The lead underwriter has audited this Prospectus and confirmed that it contains no false or misleading statements or material omissions, and assumes corresponding legal responsibility for its truthfulness, accuracy, and completeness.
The Issuer undertakes not to directly or indirectly subscribe for its own bonds during this bond issuance. The interest rate or price of the bonds shall be determined through methods such as inquiry or negotiated pricing. The Issuer shall not manipulate the issuance price or engage in backroom dealings. The Issuer shall not seek illicit gains or transfer benefits to other related parties through methods such as nominee holdings or trusts. The Issuer shall not provide financial assistance or disguised rebates to participating investors, directly or through other related parties. The Issuer shall not hold each other's issued bonds through affiliated financial institutions for the purpose of benefit exchange, nor shall it engage in any other activities that violate fair competition or disrupt market order.
If any directors, senior management, shareholders holding over 5% of the shares, or other related parties of the Issuer participate in the subscription of this bond issuance, the Issuer will disclose such subscription details in the announcement of the issuance results.
The registration or review of this bond issuance by the China Securities Regulatory Commission and the Shenzhen Stock Exchange does not constitute any evaluation of the investment value of the bonds, nor does it indicate any judgment on the investment risks of the bonds.

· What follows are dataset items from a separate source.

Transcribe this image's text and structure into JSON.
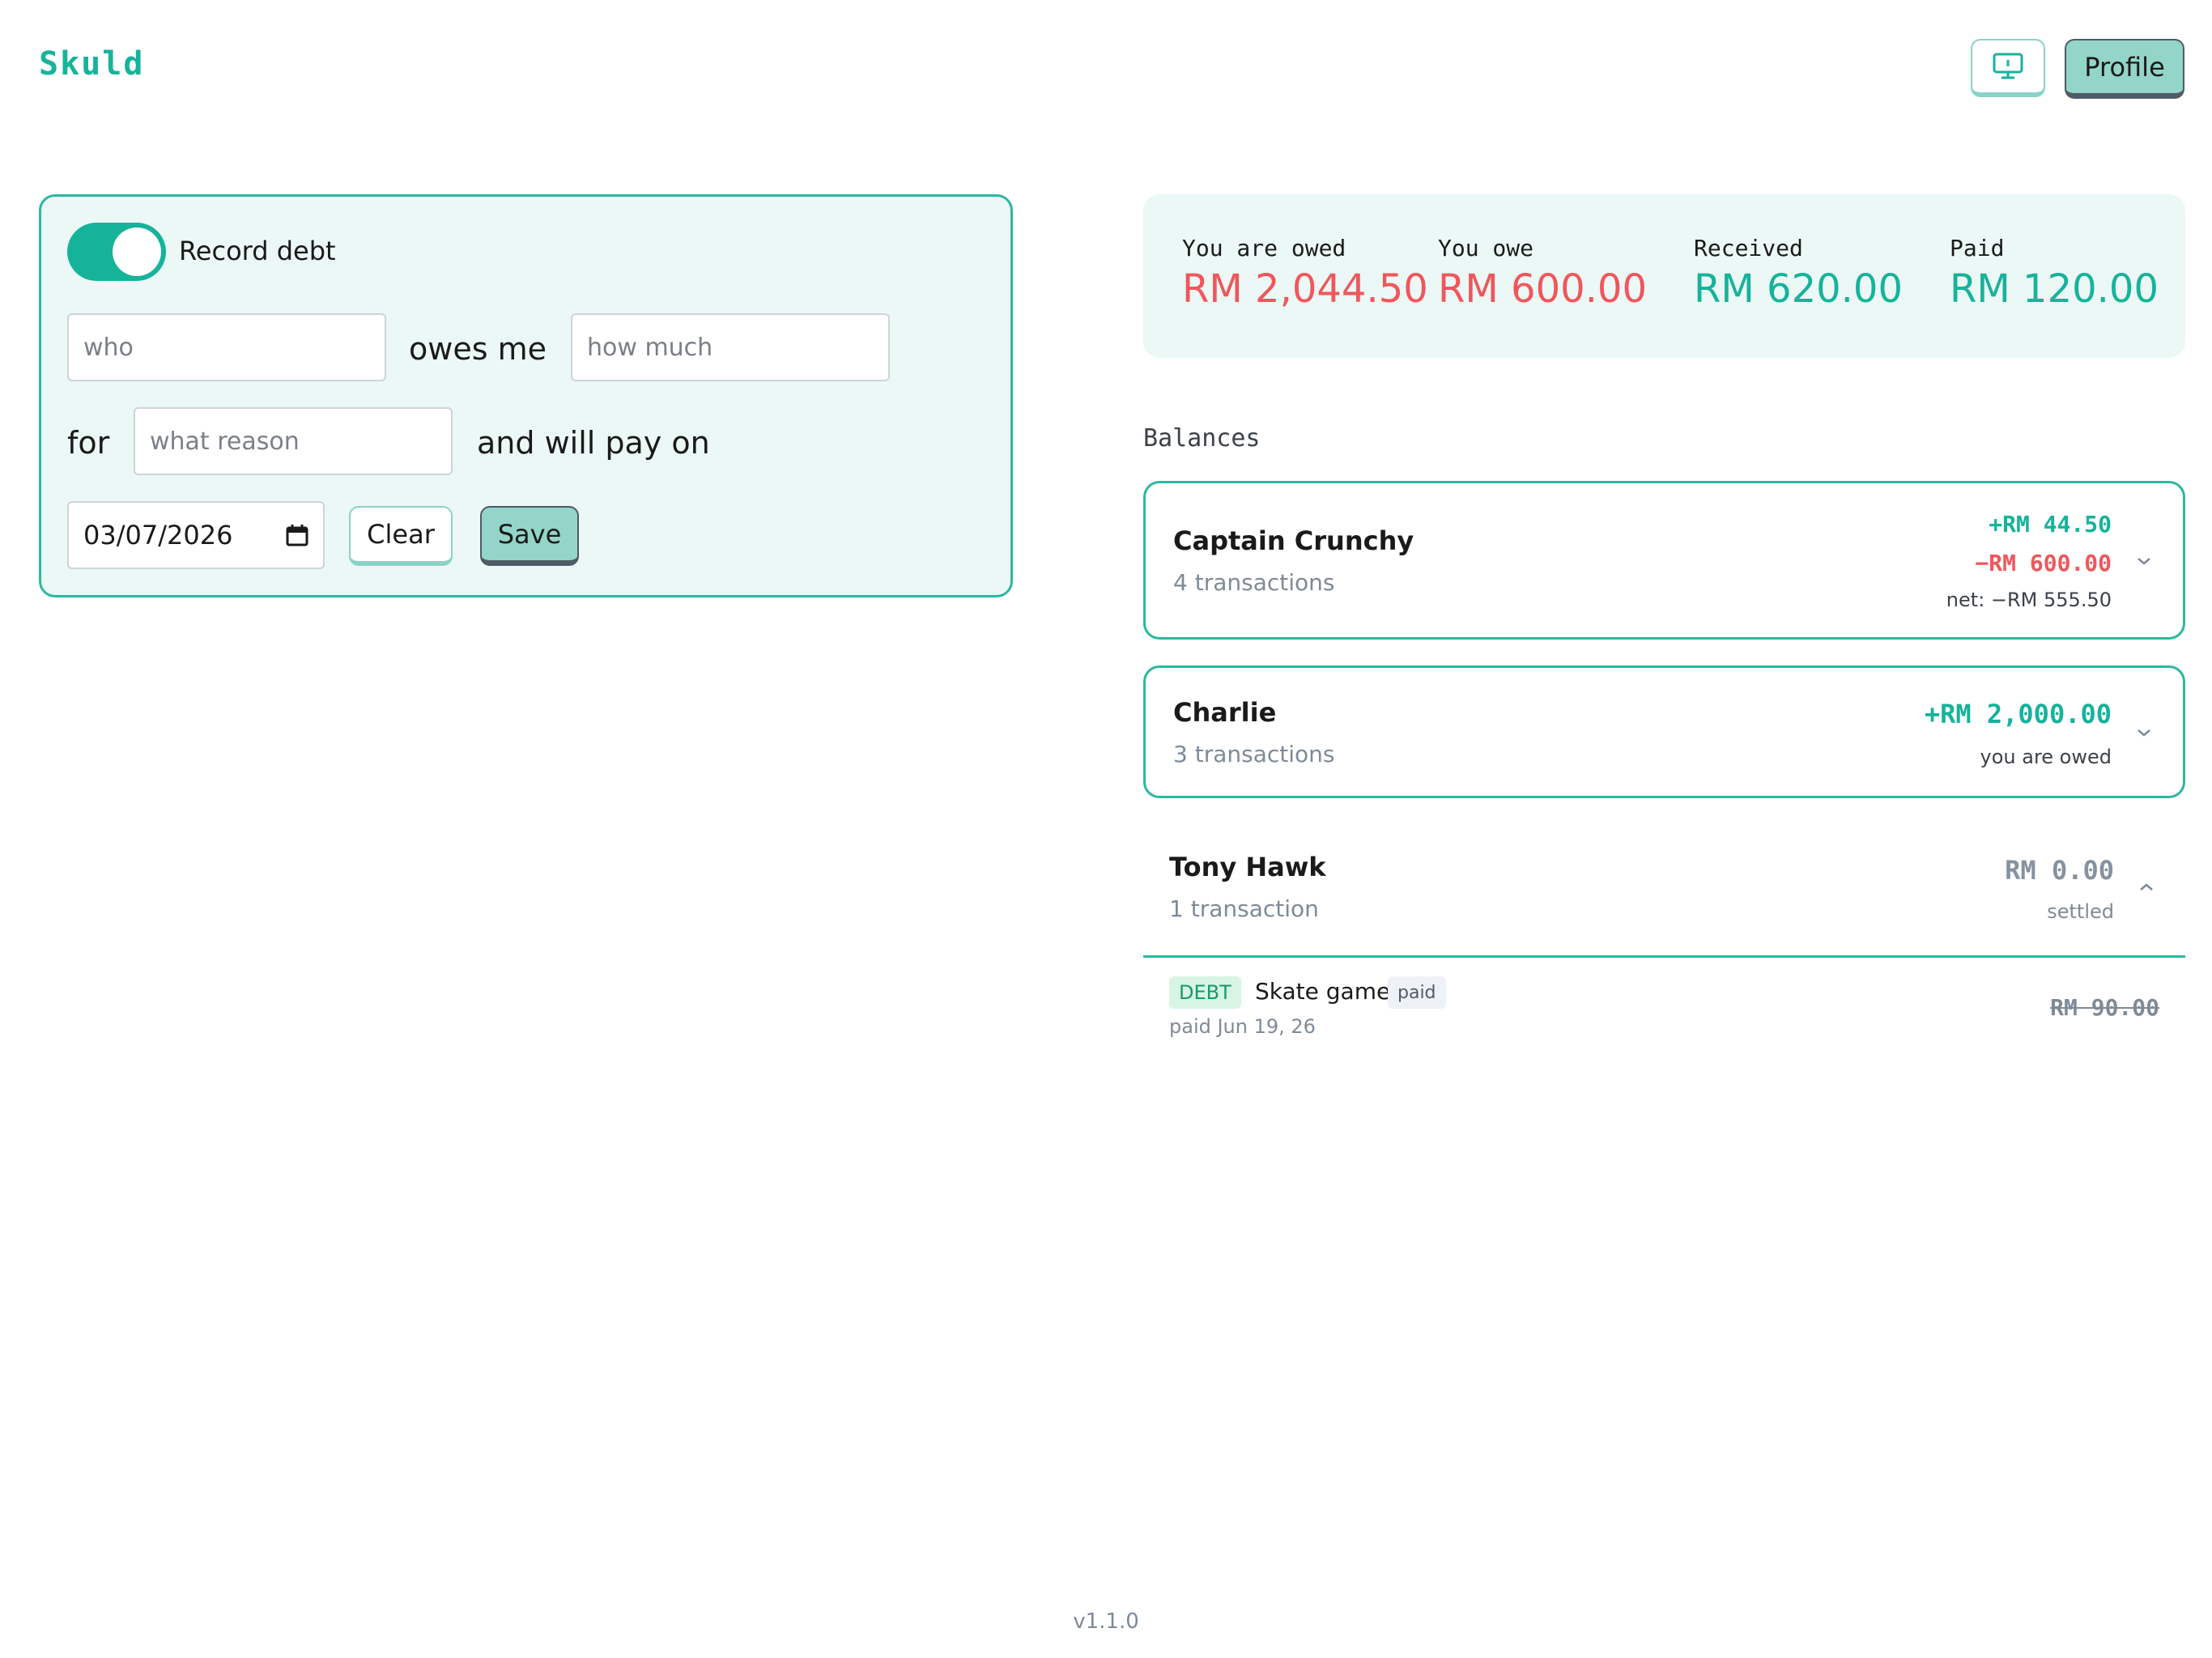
{
  "app": {
    "logo": "Skuld",
    "version": "v1.1.0"
  },
  "header": {
    "profile_label": "Profile",
    "monitor_icon": "monitor-icon"
  },
  "form": {
    "toggle_label": "Record debt",
    "toggle_on": true,
    "who_placeholder": "who",
    "owes_me": "owes me",
    "amount_placeholder": "how much",
    "for_word": "for",
    "reason_placeholder": "what reason",
    "pay_on": "and will pay on",
    "date_value": "03/07/2026",
    "clear_label": "Clear",
    "save_label": "Save"
  },
  "summary": {
    "owed_label": "You are owed",
    "owed_value": "RM 2,044.50",
    "owe_label": "You owe",
    "owe_value": "RM 600.00",
    "received_label": "Received",
    "received_value": "RM 620.00",
    "paid_label": "Paid",
    "paid_value": "RM 120.00",
    "colors": {
      "negative": "#f0565c",
      "positive": "#16b39b"
    }
  },
  "balances": {
    "heading": "Balances",
    "items": [
      {
        "name": "Captain Crunchy",
        "sub": "4 transactions",
        "plus": "+RM 44.50",
        "minus": "−RM 600.00",
        "note": "net: −RM 555.50"
      },
      {
        "name": "Charlie",
        "sub": "3 transactions",
        "amount": "+RM 2,000.00",
        "note": "you are owed"
      },
      {
        "name": "Tony Hawk",
        "sub": "1 transaction",
        "amount": "RM 0.00",
        "note": "settled",
        "transactions": [
          {
            "type": "DEBT",
            "title": "Skate game",
            "status": "paid",
            "date": "paid Jun 19, 26",
            "amount": "RM 90.00"
          }
        ]
      }
    ]
  }
}
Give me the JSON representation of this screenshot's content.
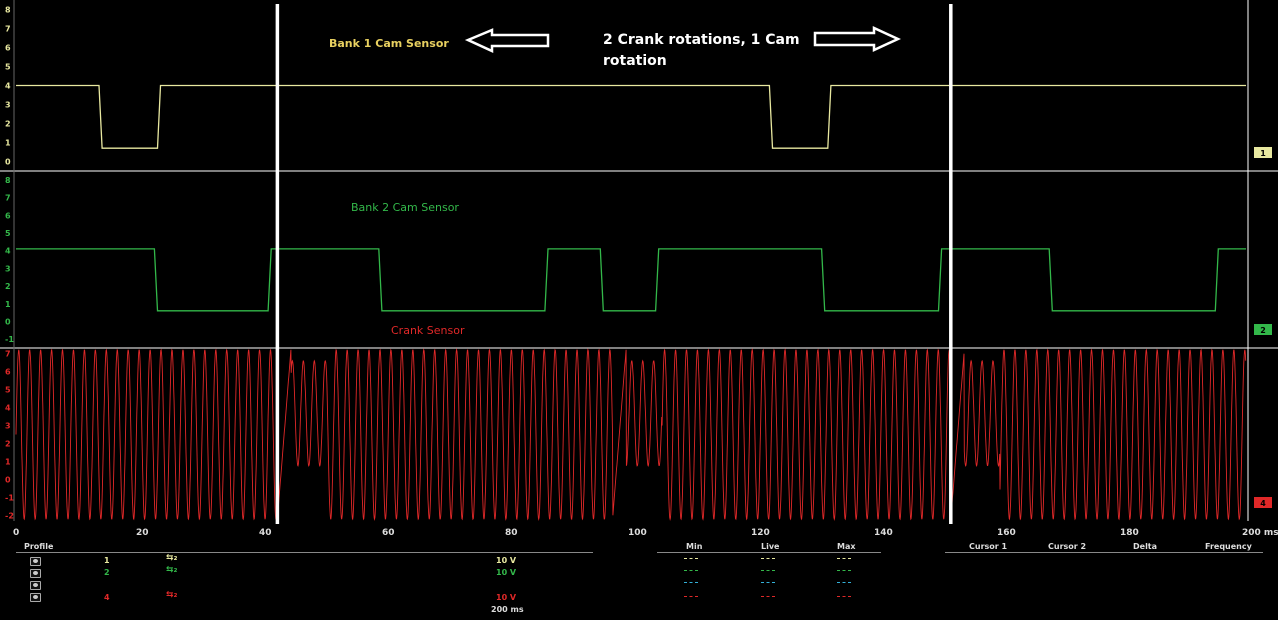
{
  "colors": {
    "ch1": "#e8e8a0",
    "ch2": "#33b84a",
    "ch4": "#e02828",
    "grid": "#ffffff",
    "background": "#000000",
    "cursor": "#ffffff"
  },
  "annotations": {
    "bank1_label": "Bank 1 Cam Sensor",
    "bank2_label": "Bank 2 Cam Sensor",
    "crank_label": "Crank Sensor",
    "rotation_text_line1": "2 Crank rotations, 1 Cam",
    "rotation_text_line2": "rotation",
    "left-arrow-icon": "left-arrow-icon",
    "right-arrow-icon": "right-arrow-icon"
  },
  "chart_data": [
    {
      "type": "line",
      "channel_badge": "1",
      "color": "#e8e8a0",
      "y_ticks": [
        "8",
        "7",
        "6",
        "5",
        "4",
        "3",
        "2",
        "1",
        "0"
      ],
      "ylim": [
        -0.5,
        8.5
      ],
      "xlim": [
        0,
        200
      ],
      "series": [
        {
          "x": [
            0,
            13.5,
            14,
            23,
            23.5,
            122.5,
            123,
            132,
            132.5,
            200
          ],
          "values": [
            4.0,
            4.0,
            0.7,
            0.7,
            4.0,
            4.0,
            0.7,
            0.7,
            4.0,
            4.0
          ]
        }
      ]
    },
    {
      "type": "line",
      "channel_badge": "2",
      "color": "#33b84a",
      "y_ticks": [
        "8",
        "7",
        "6",
        "5",
        "4",
        "3",
        "2",
        "1",
        "0",
        "-1"
      ],
      "ylim": [
        -1.5,
        8.5
      ],
      "xlim": [
        0,
        200
      ],
      "series": [
        {
          "x": [
            0,
            22.5,
            23,
            41,
            41.5,
            59,
            59.5,
            86,
            86.5,
            95,
            95.5,
            104,
            104.5,
            131,
            131.5,
            150,
            150.5,
            168,
            168.5,
            195,
            195.5,
            200
          ],
          "values": [
            4.1,
            4.1,
            0.6,
            0.6,
            4.1,
            4.1,
            0.6,
            0.6,
            4.1,
            4.1,
            0.6,
            0.6,
            4.1,
            4.1,
            0.6,
            0.6,
            4.1,
            4.1,
            0.6,
            0.6,
            4.1,
            4.1
          ]
        }
      ]
    },
    {
      "type": "line",
      "channel_badge": "4",
      "color": "#e02828",
      "y_ticks": [
        "7",
        "6",
        "5",
        "4",
        "3",
        "2",
        "1",
        "0",
        "-1",
        "-2"
      ],
      "ylim": [
        -2.3,
        7.3
      ],
      "xlim": [
        0,
        200
      ],
      "signal": "crank_tooth_wheel",
      "oscillation_low": -2.2,
      "oscillation_high": 7.2,
      "oscillation_period_ms": 1.78,
      "missing_tooth_gaps_ms": [
        42.5,
        97,
        152
      ],
      "x_ticks": [
        "0",
        "20",
        "40",
        "60",
        "80",
        "100",
        "120",
        "140",
        "160",
        "180",
        "200 ms"
      ],
      "x_tick_values": [
        0,
        20,
        40,
        60,
        80,
        100,
        120,
        140,
        160,
        180,
        200
      ]
    }
  ],
  "cursors_ms": [
    42.5,
    152
  ],
  "bottom_panel": {
    "profile_header": "Profile",
    "channels": [
      {
        "id": "1",
        "scale": "10 V",
        "color": "#e8e8a0",
        "probe_icon": "probe-icon"
      },
      {
        "id": "2",
        "scale": "10 V",
        "color": "#33b84a",
        "probe_icon": "probe-icon"
      },
      {
        "id": "",
        "scale": "",
        "color": "#33b0d8",
        "probe_icon": ""
      },
      {
        "id": "4",
        "scale": "10 V",
        "color": "#e02828",
        "probe_icon": "probe-icon"
      }
    ],
    "timebase": "200 ms",
    "measure_headers": [
      "Min",
      "Live",
      "Max"
    ],
    "cursor_headers": [
      "Cursor 1",
      "Cursor 2",
      "Delta",
      "Frequency"
    ]
  }
}
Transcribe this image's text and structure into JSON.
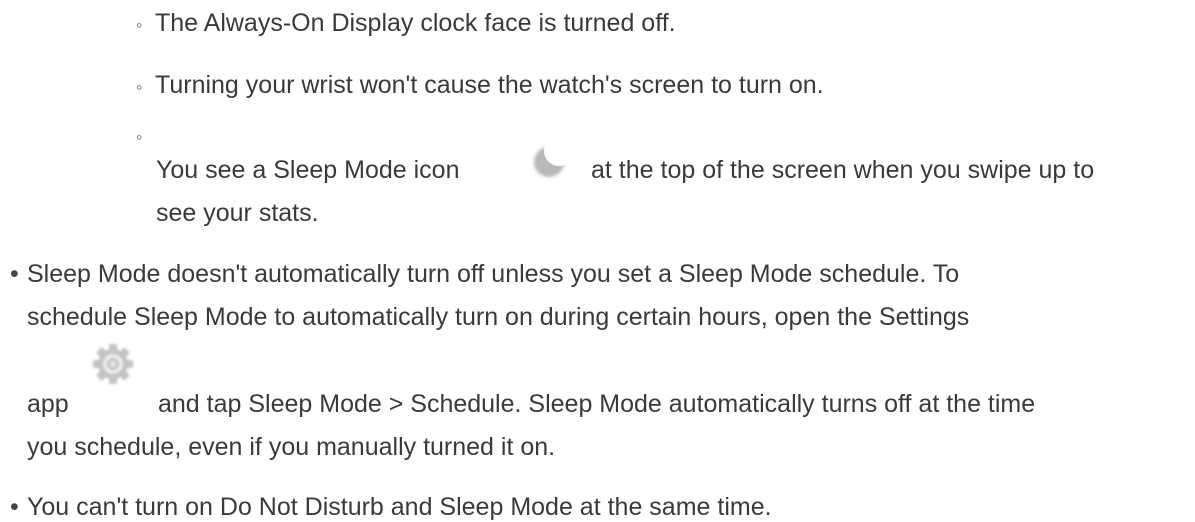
{
  "sub_items": [
    {
      "text": "The Always-On Display clock face is turned off."
    },
    {
      "text": "Turning your wrist won't cause the watch's screen to turn on."
    },
    {
      "line1_before": "You see a Sleep Mode icon",
      "line1_after": "at the top of the screen when you swipe up to",
      "line2": "see your stats.",
      "icon": "moon-icon"
    }
  ],
  "bullet_items": [
    {
      "line1": "Sleep Mode doesn't automatically turn off unless you set a Sleep Mode schedule. To",
      "line2": "schedule Sleep Mode to automatically turn on during certain hours, open the Settings",
      "line3_before": "app",
      "line3_after": "and tap Sleep Mode > Schedule. Sleep Mode automatically turns off at the time",
      "line4": "you schedule, even if you manually turned it on.",
      "icon": "settings-gear-icon"
    },
    {
      "text": "You can't turn on Do Not Disturb and Sleep Mode at the same time."
    }
  ],
  "markers": {
    "sub": "◦",
    "main": "•"
  },
  "colors": {
    "text": "#3a3a3a",
    "icon_gray": "#b8b8b8"
  }
}
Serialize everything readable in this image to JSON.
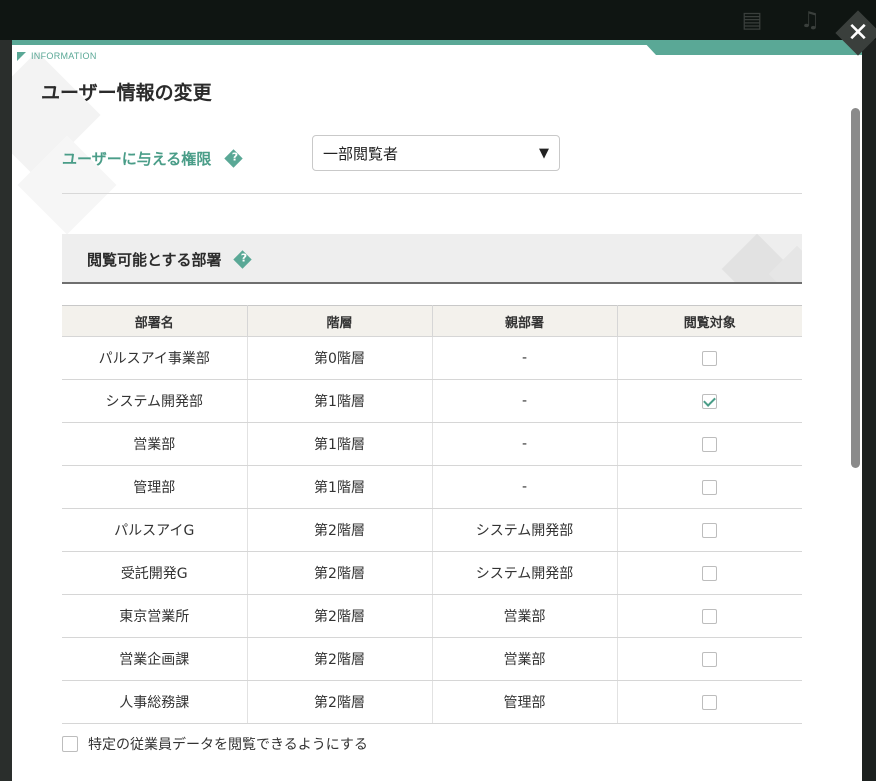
{
  "background": {
    "icons": [
      "cash-register-icon",
      "bell-icon"
    ]
  },
  "modal": {
    "info_tag": "INFORMATION",
    "title": "ユーザー情報の変更",
    "close_glyph": "✕"
  },
  "permission": {
    "label": "ユーザーに与える権限",
    "help_glyph": "?",
    "selected_value": "一部閲覧者",
    "arrow_glyph": "▼"
  },
  "section": {
    "title": "閲覧可能とする部署",
    "help_glyph": "?"
  },
  "table": {
    "headers": [
      "部署名",
      "階層",
      "親部署",
      "閲覧対象"
    ],
    "rows": [
      {
        "name": "パルスアイ事業部",
        "level": "第0階層",
        "parent": "-",
        "checked": false
      },
      {
        "name": "システム開発部",
        "level": "第1階層",
        "parent": "-",
        "checked": true
      },
      {
        "name": "営業部",
        "level": "第1階層",
        "parent": "-",
        "checked": false
      },
      {
        "name": "管理部",
        "level": "第1階層",
        "parent": "-",
        "checked": false
      },
      {
        "name": "パルスアイG",
        "level": "第2階層",
        "parent": "システム開発部",
        "checked": false
      },
      {
        "name": "受託開発G",
        "level": "第2階層",
        "parent": "システム開発部",
        "checked": false
      },
      {
        "name": "東京営業所",
        "level": "第2階層",
        "parent": "営業部",
        "checked": false
      },
      {
        "name": "営業企画課",
        "level": "第2階層",
        "parent": "営業部",
        "checked": false
      },
      {
        "name": "人事総務課",
        "level": "第2階層",
        "parent": "管理部",
        "checked": false
      }
    ]
  },
  "footer": {
    "checkbox_label": "特定の従業員データを閲覧できるようにする",
    "checked": false
  },
  "colors": {
    "accent": "#5aa896",
    "accent_text": "#4a9d88"
  }
}
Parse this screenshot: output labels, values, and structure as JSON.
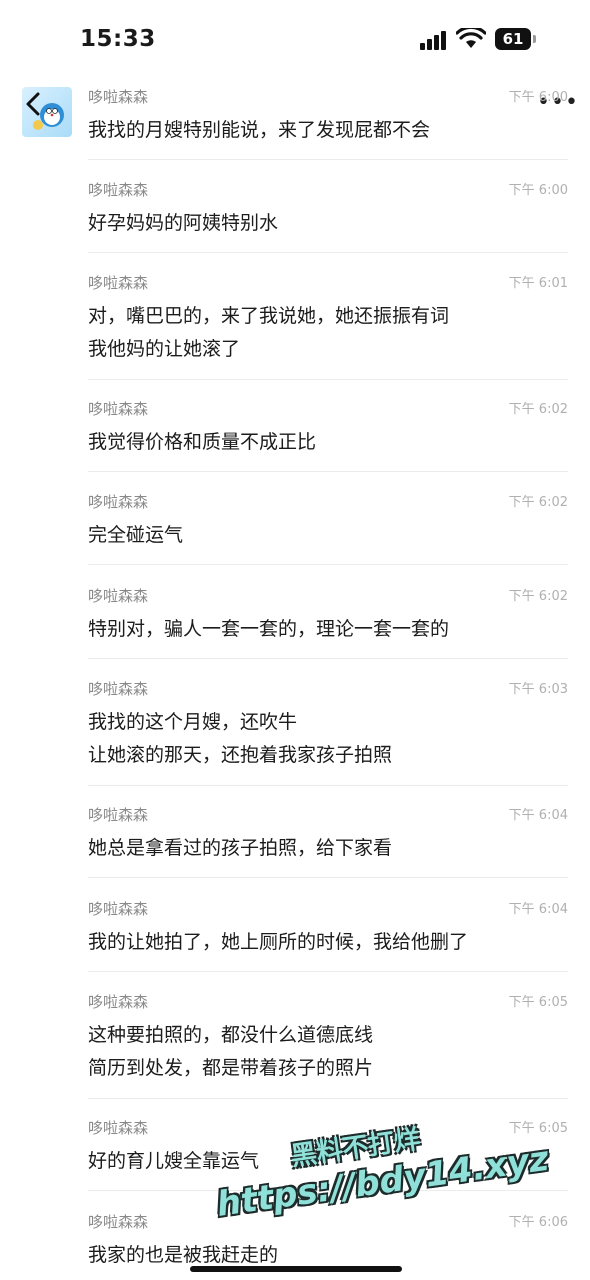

Investors who wish to subscribe for this bond shall carefully read the entire Prospectus and related information disclosure documents, conduct independent analysis on the truthfulness, accuracy, and completeness of the information disclosed, and make independent judgments on the investment value based on such analysis, bearing any related investment risks independently.
Investors subscribing for or holding this bond shall be deemed to have agreed to the provisions regarding rights and obligations set forth in this Prospectus, including the Bond Trustee Agreement, the Bondholder Meeting Rules, and other provisions in this Prospectus concerning the rights and obligations of the Issuer, bondholders, the trustee, and other parties.
The Issuer undertakes to fulfill its obligations in accordance with laws and regulations and the provisions of this Prospectus, and accepts supervision from investors.
1
Major Matters Alert
Investors are requested to pay close attention to the following major matters and carefully read the "Risk Factors" and other relevant sections of this Prospectus.
I. As of the end of September 2025, the Issuer's unaudited consolidated owner's equity was RMB 1,273.70 billion, of which the net assets attributable to shareholders of the listed company were RMB 1,271.54 billion. The consolidated asset-liability ratio (excluding securities held for clients and underwriting) was 71.23%, and the parent company's asset-liability ratio was 69.84%.
The Issuer's average annual distributable profit over the last three fiscal years was RMB 69.11 billion (an average of the net profit attributable to the parent company owners of RMB 60.88 billion, RMB 64.27 billion, and RMB 82.17 billion in 2022, 2023, and 2024, respectively). It is expected to be no less than 1 time the annual interest of this bond. The Issuer's financial indicators prior to this issuance meet the relevant regulations.